PICCOLO ‘FLUTE’ PRESENTED IN PARK

AS omens go, this was a prom ising one: During the rainiest June in memory, the financially strapped New York City Opera dared to offer an outdoor performance — and an estimated 3,000 New Yorkers dared to turn out for it.

On Thursday evening, nature gave the company a break, bathing “The Magic Flute” in the golden glow of sunset.

The concert in Battery Park City’s Rockefeller Park condensed Mozart’s three-hour saga of initiation into a mystical brotherhood to an hour of highlights.

Lots of music had to be cut, including several numbers for the heroine Pamina, but soprano Lielle Berman brought intensity and an interesting dark vocal color to what remained. Tenor Brian Anderson triumphed over a malfunctioning headset microphone to deliver a sweet and graceful “Portrait Aria.”

As the mysterious high priest Sarastro, bass Eric Jordan made the most of his single solo, adorning the final phrase with a descent to a rumbling low E. In the intact role of the Queen of the Night, soprano Amy Shoremount-Obra delivered her money notes efficiently and looked regal in a midnight-blue ball gown.

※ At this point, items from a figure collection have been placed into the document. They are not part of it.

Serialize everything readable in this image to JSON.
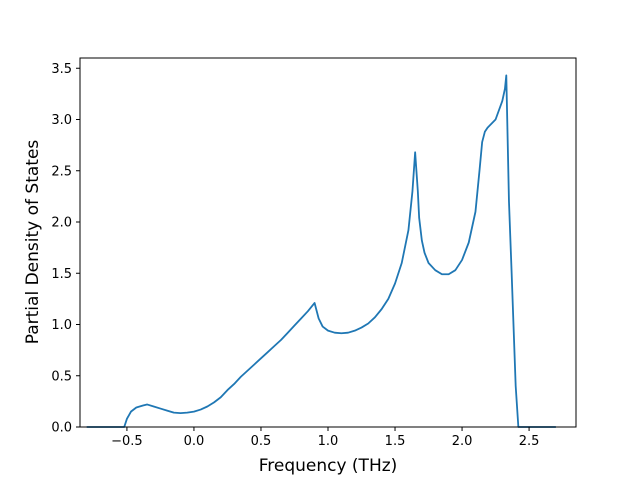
{
  "chart_data": {
    "type": "line",
    "title": "",
    "xlabel": "Frequency (THz)",
    "ylabel": "Partial Density of States",
    "xlim": [
      -0.85,
      2.85
    ],
    "ylim": [
      0,
      3.6
    ],
    "xticks": [
      -0.5,
      0.0,
      0.5,
      1.0,
      1.5,
      2.0,
      2.5
    ],
    "xtick_labels": [
      "−0.5",
      "0.0",
      "0.5",
      "1.0",
      "1.5",
      "2.0",
      "2.5"
    ],
    "yticks": [
      0.0,
      0.5,
      1.0,
      1.5,
      2.0,
      2.5,
      3.0,
      3.5
    ],
    "ytick_labels": [
      "0.0",
      "0.5",
      "1.0",
      "1.5",
      "2.0",
      "2.5",
      "3.0",
      "3.5"
    ],
    "grid": false,
    "series_color": "#1f77b4",
    "series": [
      {
        "x": [
          -0.8,
          -0.52,
          -0.5,
          -0.47,
          -0.43,
          -0.38,
          -0.35,
          -0.3,
          -0.25,
          -0.2,
          -0.15,
          -0.1,
          -0.05,
          0.0,
          0.05,
          0.1,
          0.15,
          0.2,
          0.25,
          0.3,
          0.35,
          0.4,
          0.45,
          0.5,
          0.55,
          0.6,
          0.65,
          0.7,
          0.75,
          0.8,
          0.85,
          0.9,
          0.93,
          0.96,
          1.0,
          1.05,
          1.1,
          1.15,
          1.2,
          1.25,
          1.3,
          1.35,
          1.4,
          1.45,
          1.5,
          1.55,
          1.6,
          1.63,
          1.65,
          1.67,
          1.68,
          1.7,
          1.72,
          1.75,
          1.8,
          1.85,
          1.9,
          1.95,
          2.0,
          2.05,
          2.1,
          2.13,
          2.15,
          2.17,
          2.19,
          2.25,
          2.3,
          2.32,
          2.33,
          2.35,
          2.37,
          2.4,
          2.42,
          2.5,
          2.7
        ],
        "y": [
          0.0,
          0.0,
          0.08,
          0.15,
          0.19,
          0.21,
          0.22,
          0.2,
          0.18,
          0.16,
          0.14,
          0.135,
          0.14,
          0.15,
          0.17,
          0.2,
          0.24,
          0.29,
          0.36,
          0.42,
          0.49,
          0.55,
          0.61,
          0.67,
          0.73,
          0.79,
          0.85,
          0.92,
          0.99,
          1.06,
          1.13,
          1.21,
          1.06,
          0.98,
          0.94,
          0.92,
          0.915,
          0.92,
          0.94,
          0.97,
          1.01,
          1.07,
          1.15,
          1.25,
          1.4,
          1.6,
          1.92,
          2.3,
          2.68,
          2.3,
          2.04,
          1.82,
          1.7,
          1.6,
          1.53,
          1.49,
          1.49,
          1.53,
          1.63,
          1.8,
          2.1,
          2.5,
          2.78,
          2.88,
          2.92,
          3.0,
          3.18,
          3.3,
          3.43,
          2.2,
          1.5,
          0.4,
          0.0,
          0.0,
          0.0
        ]
      }
    ]
  }
}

The “comic” segments of “Magic Flute” generally turn out anything but, based as they are on gags that modern audiences find sexist and racist. Tenor Jeffrey Halili lavished a handsome light tenor on the role of Monostatos, the African slave who threatens Pamina. He played a character, not a stereotype, and won laughs even from the toddlers in the audience.

The opera’s other comedian, the bird-catcher Papageno, was assigned to the baritone Michael Zegarski. His voice is less than robust, and his puffy shirt, sunglasses and feathered cocktail hat suggested he took too literally his character’s line, “I’m the gayest fellow you ever did see.”

Conductor Jayce Ogren heroically kept the performance moving forward despite a cranky sound system and strings that sagged out of tune in the stifling humidity. City Opera’s staff director Beth Greenberg devised a straightforward, family-friendly staging in the limited space of an outdoor concert platform.

On Nov. 5, the troupe returns to its usual haunt, the Koch Theater in Lincoln Center. There it will try to please a paying public that may be even more fickle than New York’s weather.

THE MAGIC FLUTE

New York City Opera, Battery Park City.